Backstop Investor
In a direct rights offering, the issuer only sells shares to shareholders who exercise their rights in the primary subscription period and any oversubscription period; there is no backstop or standby purchaser. Issuers conducting a direct rights offering risk having an undersubscribed offering, which may limit the amount of capital they could raise. To eliminate this risk, issuers may wish to engage the services of a backstop investor, which is a third party (usually an investment bank or an affiliate of the issuer) that agrees to purchase any shares not purchased in the oversubscription period. The issuer typically enters into an agreement with the backstop investor prior to the commencement of the rights offering whereby the backstop investor commits to buying any shares not purchased in the oversubscription period. This arrangement guarantees that the offering will be fully subscribed and enables the issuer to raise the necessary capital.
Subject to the limited exception below, the backstop investor generally must be an existing shareholder in rights offerings that rely on Section 23(b)(1). In a non-transferrable rights offering, only existing shareholders can participate. In a transferrable rights offering, an investment bank or other purchaser is permitted to purchase the transferrable rights directly from the existing shareholders in the secondary market. While persons who purchased rights in the secondary market are permitted to participate in the primary subscription, they generally are not permitted to oversubscribe. By design, a backstop investor is expected to purchase unwanted shares in the oversubscription, which an investor cannot do in a non-transferable rights offering, and may not be able to do in a transferable rights offering, unless it is a shareholder on the record date.
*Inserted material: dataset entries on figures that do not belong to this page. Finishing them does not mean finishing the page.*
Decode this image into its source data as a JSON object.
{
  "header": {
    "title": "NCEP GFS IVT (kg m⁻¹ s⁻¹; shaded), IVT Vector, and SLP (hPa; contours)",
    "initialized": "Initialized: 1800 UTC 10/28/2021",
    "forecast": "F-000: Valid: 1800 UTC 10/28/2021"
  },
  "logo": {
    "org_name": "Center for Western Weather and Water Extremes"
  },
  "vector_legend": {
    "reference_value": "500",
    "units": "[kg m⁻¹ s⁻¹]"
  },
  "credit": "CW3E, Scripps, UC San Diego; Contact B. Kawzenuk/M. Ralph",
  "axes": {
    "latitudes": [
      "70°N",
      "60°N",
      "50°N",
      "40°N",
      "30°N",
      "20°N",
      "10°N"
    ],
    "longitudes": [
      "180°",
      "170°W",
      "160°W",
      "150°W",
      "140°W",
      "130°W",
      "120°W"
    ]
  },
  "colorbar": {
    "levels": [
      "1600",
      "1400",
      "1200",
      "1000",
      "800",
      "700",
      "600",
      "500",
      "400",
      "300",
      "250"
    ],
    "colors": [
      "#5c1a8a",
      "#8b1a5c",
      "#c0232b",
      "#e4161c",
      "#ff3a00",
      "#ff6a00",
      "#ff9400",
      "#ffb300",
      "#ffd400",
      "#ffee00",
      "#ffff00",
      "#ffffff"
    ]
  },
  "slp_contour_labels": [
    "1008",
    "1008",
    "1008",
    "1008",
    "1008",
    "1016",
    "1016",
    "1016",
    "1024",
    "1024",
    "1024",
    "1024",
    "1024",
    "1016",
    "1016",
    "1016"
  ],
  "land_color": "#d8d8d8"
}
An investment bank or any other purchaser that wishes to serve as a backstop investor can ensure its ability to participate in the oversubscription by buying shares of the issuer in the secondary market and becoming a shareholder before the record date of the rights offering. As long as the backstop investor becomes a shareholder by the record date, it may participate in both the primary subscription and the oversubscription periods.
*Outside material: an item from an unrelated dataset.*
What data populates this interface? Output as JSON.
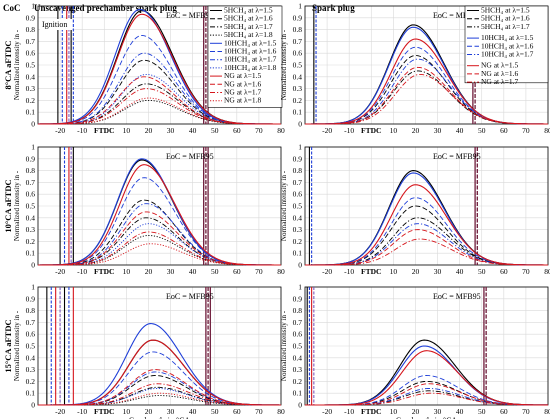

However, as noted above, there is one narrow exception. Where a BDC has obtained shareholder approval to issue shares below NAV in reliance on Section 63(2) of the 1940 Act, an investment bank or other purchaser which does not otherwise own shares of the issuer may act as a de facto backstop investor by purchasing shares not acquired by existing shareholders in the rights offering at the discounted price directly from the issuer.
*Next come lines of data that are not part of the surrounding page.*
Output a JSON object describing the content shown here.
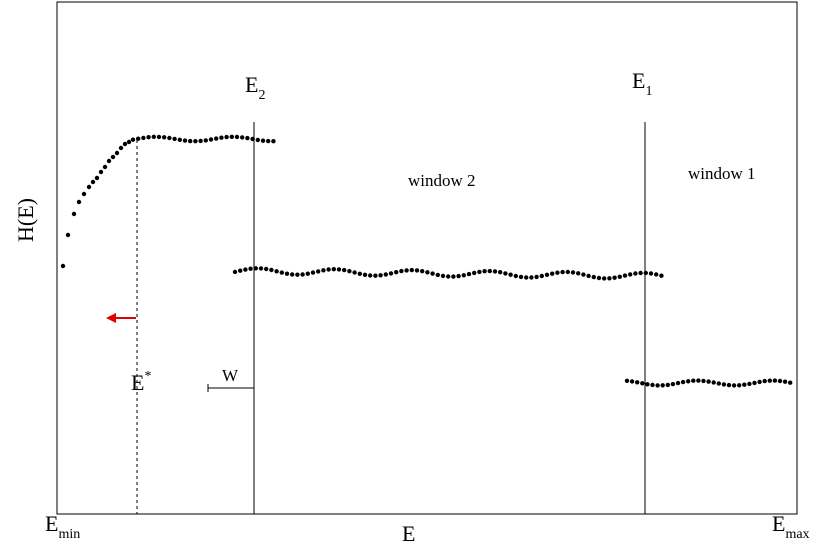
{
  "axes": {
    "y_label": "H(E)",
    "x_label": "E",
    "x_min_label": {
      "main": "E",
      "sub": "min"
    },
    "x_max_label": {
      "main": "E",
      "sub": "max"
    }
  },
  "markers": {
    "e2": {
      "main": "E",
      "sub": "2"
    },
    "e1": {
      "main": "E",
      "sub": "1"
    },
    "e_star": {
      "main": "E",
      "sup": "*"
    }
  },
  "labels": {
    "window2": "window 2",
    "window1": "window 1",
    "w": "W"
  },
  "colors": {
    "arrow": "#e00000",
    "ink": "#000000"
  }
}
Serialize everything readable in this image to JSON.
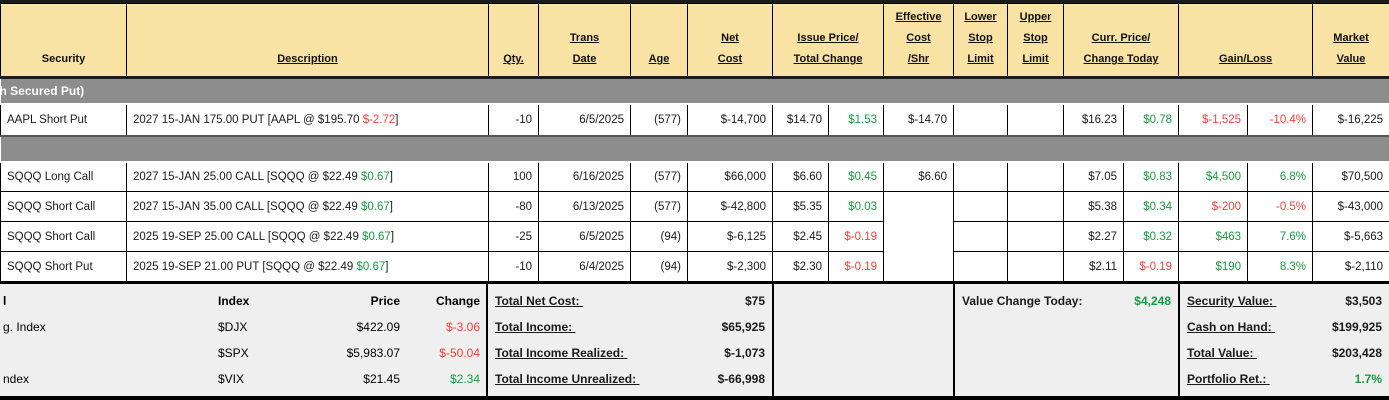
{
  "colors": {
    "positive_green": "#149c40",
    "negative_red": "#f2423a",
    "header_bg": "#f9e3a4",
    "section_band_bg": "#8d8d8d",
    "summary_bg": "#efefef"
  },
  "table": {
    "headers": [
      {
        "label": "Security",
        "underline": false,
        "span": 1
      },
      {
        "label": "Description",
        "underline": true,
        "span": 1
      },
      {
        "label": "Qty.",
        "underline": true,
        "span": 1
      },
      {
        "label": "Trans\nDate",
        "underline": true,
        "span": 1
      },
      {
        "label": "Age",
        "underline": true,
        "span": 1
      },
      {
        "label": "Net\nCost",
        "underline": true,
        "span": 1
      },
      {
        "label": "Issue Price/\nTotal Change",
        "underline": true,
        "span": 2
      },
      {
        "label": "Effective\nCost\n/Shr",
        "underline": true,
        "span": 1
      },
      {
        "label": "Lower\nStop\nLimit",
        "underline": true,
        "span": 1
      },
      {
        "label": "Upper\nStop\nLimit",
        "underline": true,
        "span": 1
      },
      {
        "label": "Curr. Price/\nChange Today",
        "underline": true,
        "span": 2
      },
      {
        "label": "Gain/Loss",
        "underline": true,
        "span": 2
      },
      {
        "label": "Market\nValue",
        "underline": true,
        "span": 1
      }
    ],
    "sections": [
      {
        "label": "h Secured Put)",
        "merge_effective_cost_below_first": false,
        "rows": [
          {
            "security": "AAPL Short Put",
            "description": [
              {
                "t": "2027 15-JAN 175.00 PUT [AAPL @ $195.70 "
              },
              {
                "t": "$-2.72",
                "c": "red"
              },
              {
                "t": "]"
              }
            ],
            "qty": "-10",
            "trans_date": "6/5/2025",
            "age": "(577)",
            "net_cost": "$-14,700",
            "issue_price": "$14.70",
            "total_change": {
              "t": "$1.53",
              "c": "green"
            },
            "effective_cost": "$-14.70",
            "lower_stop": "",
            "upper_stop": "",
            "curr_price": "$16.23",
            "change_today": {
              "t": "$0.78",
              "c": "green"
            },
            "gain_loss": {
              "t": "$-1,525",
              "c": "red"
            },
            "gain_pct": {
              "t": "-10.4%",
              "c": "red"
            },
            "market_value": "$-16,225"
          }
        ]
      },
      {
        "label": "",
        "merge_effective_cost_below_first": true,
        "rows": [
          {
            "security": "SQQQ Long Call",
            "description": [
              {
                "t": "2027 15-JAN 25.00 CALL [SQQQ @ $22.49 "
              },
              {
                "t": "$0.67",
                "c": "green"
              },
              {
                "t": "]"
              }
            ],
            "qty": "100",
            "trans_date": "6/16/2025",
            "age": "(577)",
            "net_cost": "$66,000",
            "issue_price": "$6.60",
            "total_change": {
              "t": "$0.45",
              "c": "green"
            },
            "effective_cost": "$6.60",
            "lower_stop": "",
            "upper_stop": "",
            "curr_price": "$7.05",
            "change_today": {
              "t": "$0.83",
              "c": "green"
            },
            "gain_loss": {
              "t": "$4,500",
              "c": "green"
            },
            "gain_pct": {
              "t": "6.8%",
              "c": "green"
            },
            "market_value": "$70,500"
          },
          {
            "security": "SQQQ Short Call",
            "description": [
              {
                "t": "2027 15-JAN 35.00 CALL [SQQQ @ $22.49 "
              },
              {
                "t": "$0.67",
                "c": "green"
              },
              {
                "t": "]"
              }
            ],
            "qty": "-80",
            "trans_date": "6/13/2025",
            "age": "(577)",
            "net_cost": "$-42,800",
            "issue_price": "$5.35",
            "total_change": {
              "t": "$0.03",
              "c": "green"
            },
            "effective_cost": "",
            "lower_stop": "",
            "upper_stop": "",
            "curr_price": "$5.38",
            "change_today": {
              "t": "$0.34",
              "c": "green"
            },
            "gain_loss": {
              "t": "$-200",
              "c": "red"
            },
            "gain_pct": {
              "t": "-0.5%",
              "c": "red"
            },
            "market_value": "$-43,000"
          },
          {
            "security": "SQQQ Short Call",
            "description": [
              {
                "t": "2025 19-SEP 25.00 CALL [SQQQ @ $22.49 "
              },
              {
                "t": "$0.67",
                "c": "green"
              },
              {
                "t": "]"
              }
            ],
            "qty": "-25",
            "trans_date": "6/5/2025",
            "age": "(94)",
            "net_cost": "$-6,125",
            "issue_price": "$2.45",
            "total_change": {
              "t": "$-0.19",
              "c": "red"
            },
            "lower_stop": "",
            "upper_stop": "",
            "curr_price": "$2.27",
            "change_today": {
              "t": "$0.32",
              "c": "green"
            },
            "gain_loss": {
              "t": "$463",
              "c": "green"
            },
            "gain_pct": {
              "t": "7.6%",
              "c": "green"
            },
            "market_value": "$-5,663"
          },
          {
            "security": "SQQQ Short Put",
            "description": [
              {
                "t": "2025 19-SEP 21.00 PUT [SQQQ @ $22.49 "
              },
              {
                "t": "$0.67",
                "c": "green"
              },
              {
                "t": "]"
              }
            ],
            "qty": "-10",
            "trans_date": "6/4/2025",
            "age": "(94)",
            "net_cost": "$-2,300",
            "issue_price": "$2.30",
            "total_change": {
              "t": "$-0.19",
              "c": "red"
            },
            "lower_stop": "",
            "upper_stop": "",
            "curr_price": "$2.11",
            "change_today": {
              "t": "$-0.19",
              "c": "red"
            },
            "gain_loss": {
              "t": "$190",
              "c": "green"
            },
            "gain_pct": {
              "t": "8.3%",
              "c": "green"
            },
            "market_value": "$-2,110"
          }
        ]
      }
    ]
  },
  "summary": {
    "market_indexes": {
      "header_fragment": "l",
      "col_headers": {
        "index": "Index",
        "price": "Price",
        "change": "Change"
      },
      "rows": [
        {
          "label": "g. Index",
          "index": "$DJX",
          "price": "$422.09",
          "change": {
            "t": "$-3.06",
            "c": "red"
          }
        },
        {
          "label": "",
          "index": "$SPX",
          "price": "$5,983.07",
          "change": {
            "t": "$-50.04",
            "c": "red"
          }
        },
        {
          "label": "ndex",
          "index": "$VIX",
          "price": "$21.45",
          "change": {
            "t": "$2.34",
            "c": "green"
          }
        }
      ]
    },
    "totals": [
      {
        "name": "total-net-cost",
        "label": "Total Net Cost: ",
        "value": "$75"
      },
      {
        "name": "total-income",
        "label": "Total Income: ",
        "value": "$65,925"
      },
      {
        "name": "total-income-realized",
        "label": "Total Income Realized: ",
        "value": "$-1,073"
      },
      {
        "name": "total-income-unrealized",
        "label": "Total Income Unrealized: ",
        "value": "$-66,998"
      }
    ],
    "value_change": {
      "label": "Value Change Today:",
      "value": {
        "t": "$4,248",
        "c": "green"
      }
    },
    "portfolio": [
      {
        "name": "security-value",
        "label": "Security Value: ",
        "value": "$3,503"
      },
      {
        "name": "cash-on-hand",
        "label": "Cash on Hand: ",
        "value": "$199,925"
      },
      {
        "name": "total-value",
        "label": "Total Value: ",
        "value": "$203,428"
      },
      {
        "name": "portfolio-return",
        "label": "Portfolio Ret.: ",
        "value": {
          "t": "1.7%",
          "c": "green"
        }
      }
    ]
  }
}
In the situation where a fund is relying on Section 23(b)(1), the fund may not compensate the backstop investor since funds cannot pay a fee to certain shareholders for purchasing shares because this would, in effect, result in the sale of shares to different holders on different terms.
To determine whether a backstop investor is needed, issuers are allowed to “test the water” with qualified institutional buyers and institutional accredited investors.